I want to close this appreciation of Ralph Solecki by referring to a certain labor of love he completed in 2010 at the age of 93. This is the report titled The Archaeology of Maspeth, Long Island, New York and Vicinity which he co-authored with Stanley H. Wisniewski. When I say labor of love, I mean that Ralph continued his commitment to publishing his early archaeological work from the 1930s, and that after Stanley’s passing in 2008 Ralph saw the project through to the end for both of them. This 104-page book reports the investigations they made, not as professional archaeologists, but as children and teenagers in the 1930s. In general this is something children should not do. These two were mostly self-taught and aided by brilliance. Remarkably, they recorded what they were doing sufficient that their records proved useful when they wrote the book some 75 years later.
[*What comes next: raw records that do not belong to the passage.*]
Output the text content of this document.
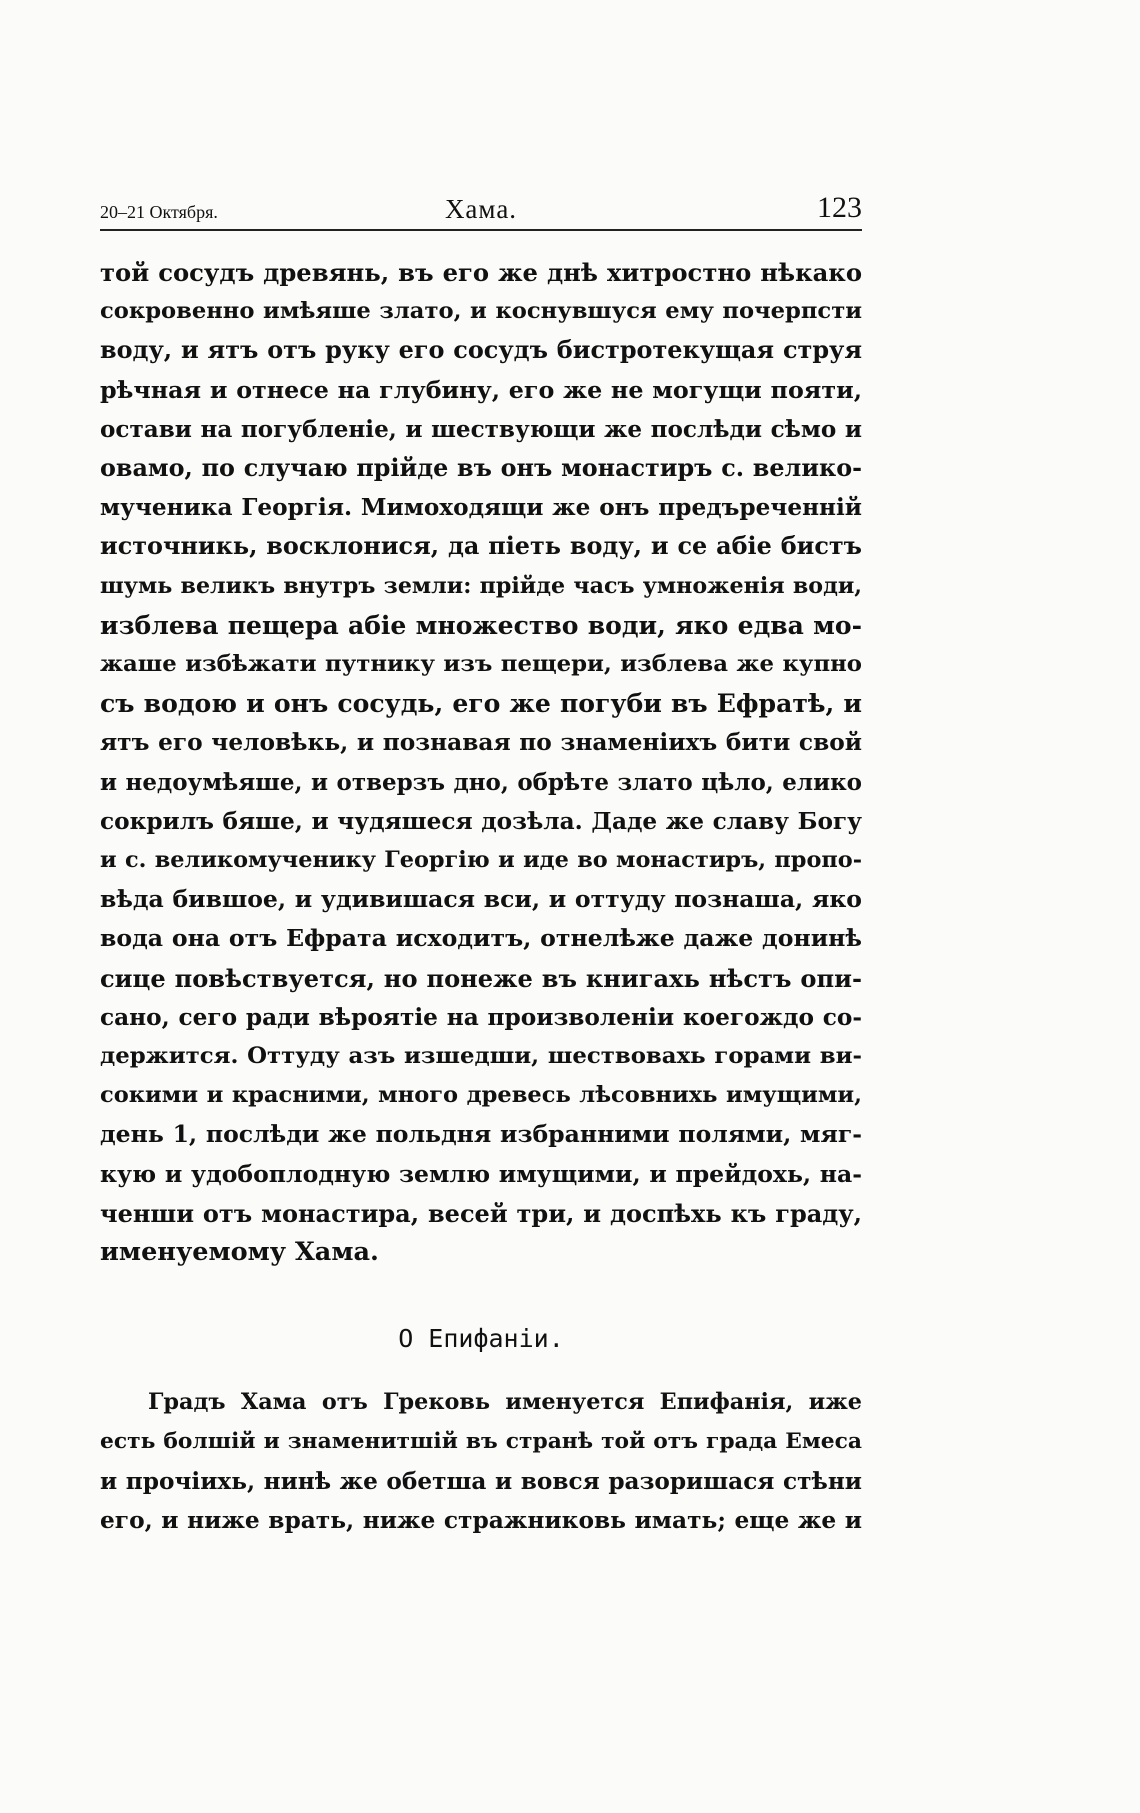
20–21 Октября.	Хама.	123
той сосудъ древянь, въ его же днѣ хитростно нѣкако
сокровенно имѣяше злато, и коснувшуся ему почерпсти
воду, и ятъ отъ руку его сосудъ бистротекущая струя
рѣчная и отнесе на глубину, его же не могущи пояти,
остави на погубленіе, и шествующи же послѣди сѣмо и
овамо, по случаю прійде въ онъ монастиръ с. велико-
мученика Георгія. Мимоходящи же онъ предъреченній
источникь, восклонися, да піеть воду, и се абіе бистъ
шумь великъ внутръ земли: прійде часъ умноженія води,
изблева пещера абіе множество води, яко едва мо-
жаше избѣжати путнику изъ пещери, изблева же купно
съ водою и онъ сосудь, его же погуби въ Ефратѣ, и
ятъ его человѣкь, и познавая по знаменіихъ бити свой
и недоумѣяше, и отверзъ дно, обрѣте злато цѣло, елико
сокрилъ бяше, и чудяшеся дозѣла. Даде же славу Богу
и с. великомученику Георгію и иде во монастиръ, пропо-
вѣда бившое, и удивишася вси, и оттуду познаша, яко
вода она отъ Ефрата исходитъ, отнелѣже даже донинѣ
сице повѣствуется, но понеже въ книгахь нѣстъ опи-
сано, сего ради вѣроятіе на произволеніи коегождо со-
держится. Оттуду азъ изшедши, шествовахь горами ви-
сокими и красними, много древесь лѣсовнихь имущими,
день 1, послѣди же польдня избранними полями, мяг-
кую и удобоплодную землю имущими, и прейдохь, на-
ченши отъ монастира, весей три, и доспѣхь къ граду,
именуемому Хама.
О Епифаніи.
Градъ Хама отъ Грековь именуется Епифанія, иже
есть болшій и знаменитшій въ странѣ той отъ града Емеса
и прочіихь, нинѣ же обетша и вовся разоришася стѣни
его, и ниже врать, ниже стражниковь имать; еще же и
There was a remnant of the past yet to be discovered in this shore-fronted, industrial corner of Queens County at Furman’s Island along Newtown Creek, near a liquid carbonic acid factory. Ralph and Stanley lived about a half hour’s walk away. Here these two young men interested in archaeology made a considerable collection of prehistoric Indian artifacts, while also recording a 17th century fireplace site and the historic (mid-19th-early 20th century) Garvis pipe factory site. They mostly surface collected but did some digging at the fireplace site (which may have been part of a Dutch trading post), an oyster shell-filled pit, and an argillite concentration. Over the years while they were there, they witnessed the archaeological site disappear under a growing garbage dump.

The book contains maps that record where various features and artifact finds were made, including the pipe factory, the fireplace, the argillite concentration, the location where a Palmer (Early Archaic) point was found, and the oyster shell-filled pit. The authors’ mature hindsight brings a coherent perspective of the environmental setting and the nature of the excavations and collecting, while providing interpretation of the recovered data in a contemporary framework that clarifies coastal New York data, and especially with importance to the Early and Middle Archaic periods. This publication has been of great value to my research, and my work has enjoyed the expertise and accuracy with which Wisniewski and Solecki identified the projectile point types. In doing this they have reduced the confusion and found some of the expected evidence of early occupation that seems to be missing from certain reports others wrote in times when archaeological knowledge was more limited.

The last time I saw Ralph Solecki was at an archaeology conference in 2012, when I made a clumsy effort (in my opinion) to answer a question he had. These are the kinds of things we think of sometimes. Thank you, Ralph, and rest in peace.

References Cited

Bibby, Geoffrey
1956 The Testimony of the Spade. Alfred A. Knopf, New York.

Silverberg, Robert
1967 Men Against Time: Salvage Archaeology in the United States. The MacMillan Company, New York.

Smith, Carlyle S.
1950 The Archaeology of Coastal New York. Anthropological Papers of the American Museum of Natural History, Volume 43, Number 2, New York.

Solecki, Ralph S.
1953 Exploration of an Adena Mound in Natrium, West Virginia. Bureau of American Ethnology, Bulletin 151, Smithsonian Institution, Washington.

1971 Shanidar, The First Flower People. Alfred A. Knopf, New York.

2006 A Late Woodland Double Indian Burial at College Point, New York. The Bulletin, Journal of the New York State Archaeological Association 122:70-79.

Solecki, Ralph S. and Dwight B. Demeritt
1980 An American Revolutionary War Relic from Brooklyn, New York. Journal of Field Archaeology 7(3):269-278.

Solecki, Ralph S. and Lorraine Williams
1998 Fort Corchaug Archaeological Site National Historic Landmark. The Bulletin, Journal of the New York State Archaeological Association 114:2-11.

Wisniewski, Stanley H. and Ralph S. Solecki
2010 The Archaeology of Maspeth, Long Island, New York and Vicinity. Researches and Transactions of the New York State Archaeological Association, Volume XVIII, Number 1, Rochester.